Het antwoord op deze twee vragen levert zelfkennis op en kennis van de arbeidsmarkt. Loopbaangerichte leeromgeving Een krachtige loopbaangerichte leeromgeving wordt door Meijer, Kuijpers & Bakker (2006) omschreven als “een reflexieve, op de loopbaan gerichte dialoog over concrete ervaringen die bij voorkeur in een vraaggestuurde (d.i. een door leervragen van de leerling) en praktijkgerichte context zijn opgedaan”. In figuur 1 een schematische weergave van de loopbaangerichte leeromgeving. Een loopbaangerichte leeromgeving is dus praktijkgericht, vraaggericht en in gesprek met de student. Figuur 1 loopbaangerichte leeromgeving (Meijer, Kuijpers & Winter 2006)
Wat is de samenhang?
Zowel de loopbaancompetenties als de arbeidsidentiteit worden ontwikkeld in een loopbaangerichte leeromgeving. Kuijpers, Meijers & Bakker stellen in 2006 als hypothese dat een krachtige loopbaangerichte leeromgeving er voor zorgt dat het leerproces rond loopbaancompetenties en arbeidsidentiteit beter en sneller op gang komt. Drie jaar later bevestigen Kuijpers en Meijers deze hypothese (Kuijpers, Meijers 2009). Naast deze loopbaangerichte leeromgeving spelen persoonlijke kenmerken ook een grote rol in loopbaanontwikkeling. Luken (2011) stelt dat uit diverse onderzoeken blijkt dat de invloed van de leeromgeving klein is in vergelijking met de invloed van persoonlijke kenmerken van de student. Zoals in de inleiding is uitgelegd, is loopbaanbegeleiding onder andere ontstaan uit de wens naar meer gemotiveerde studenten, goede studiekeuzes en het terugdringen van uitval. In het onderstaande overzicht is een schematische weergave van de theorie van Kuijpers en Meijers te zien.
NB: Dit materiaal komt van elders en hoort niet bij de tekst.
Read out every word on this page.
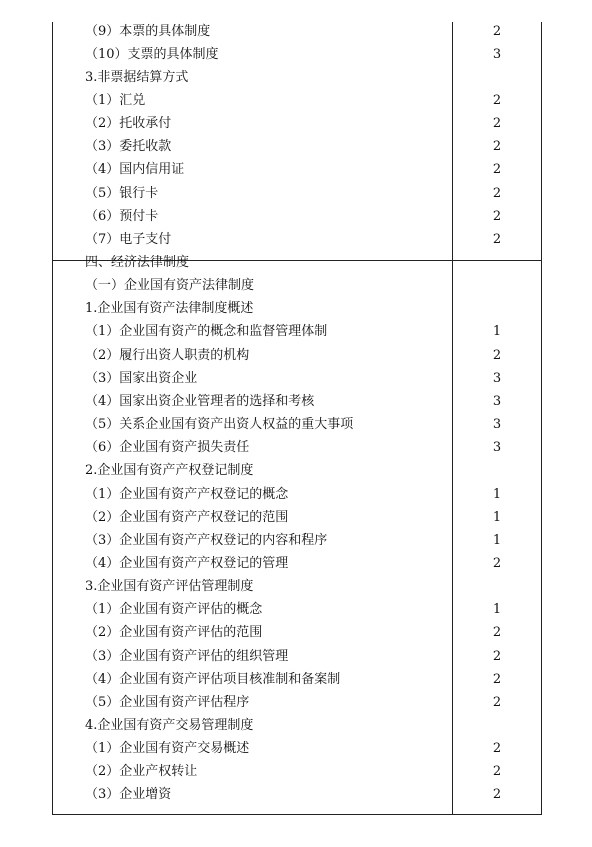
（9）本票的具体制度	2
（10）支票的具体制度	3
3.非票据结算方式
（1）汇兑	2
（2）托收承付	2
（3）委托收款	2
（4）国内信用证	2
（5）银行卡	2
（6）预付卡	2
（7）电子支付	2
四、经济法律制度
（一）企业国有资产法律制度
1.企业国有资产法律制度概述
（1）企业国有资产的概念和监督管理体制	1
（2）履行出资人职责的机构	2
（3）国家出资企业	3
（4）国家出资企业管理者的选择和考核	3
（5）关系企业国有资产出资人权益的重大事项	3
（6）企业国有资产损失责任	3
2.企业国有资产产权登记制度
（1）企业国有资产产权登记的概念	1
（2）企业国有资产产权登记的范围	1
（3）企业国有资产产权登记的内容和程序	1
（4）企业国有资产产权登记的管理	2
3.企业国有资产评估管理制度
（1）企业国有资产评估的概念	1
（2）企业国有资产评估的范围	2
（3）企业国有资产评估的组织管理	2
（4）企业国有资产评估项目核准制和备案制	2
（5）企业国有资产评估程序	2
4.企业国有资产交易管理制度
（1）企业国有资产交易概述	2
（2）企业产权转让	2
（3）企业增资	2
In dit schema staat links de omgeving van de student, in het midden de onderwerpen waar de student tijdens loopbaanbegeleiding mee aan de slag gaat en rechts worden de effecten die deze manier van werken heeft opgenoemd.
Figuur 2 schematische weergave loopbaantheorie Kuijpers en Meijers (Luken 2011)
Loopbaanbegeleiding in de praktijk, de rol van loopbaanbegeleiders Van overheid tot werkveld, iedereen vindt loopbaanbegeleiding belangrijk, iedereen hecht er waarde aan. In mijn dagelijkse praktijk is dat niet anders. Ik ben werkzaam bij de afdeling Pedagogisch Werk op het Welzijn College van het ROC Midden Nederland. Wij zijn een niveau 3/4 MBO opleiding. Met ongeveer 1200 studenten zijn wij een van de grotere afdelingen van het ROC. Het belang wordt breed gedragen maar hoe werkt het in de praktijk? Ik had het vermoeden dat veel van mijn collega´s niet of slecht op de hoogte zijn het loopbaanbeleid van het ROCMN. Om deze aanname te onderzoeken heb ik zestien collega’s de volgende vragen voorgelegd: ● Waarop is loopbaanbegeleiding bij PW gebaseerd? ●
Welke doelen streeft PW na met de loopbaanbegeleiding?
●
Ben jij een competente loopbaanbegeleider?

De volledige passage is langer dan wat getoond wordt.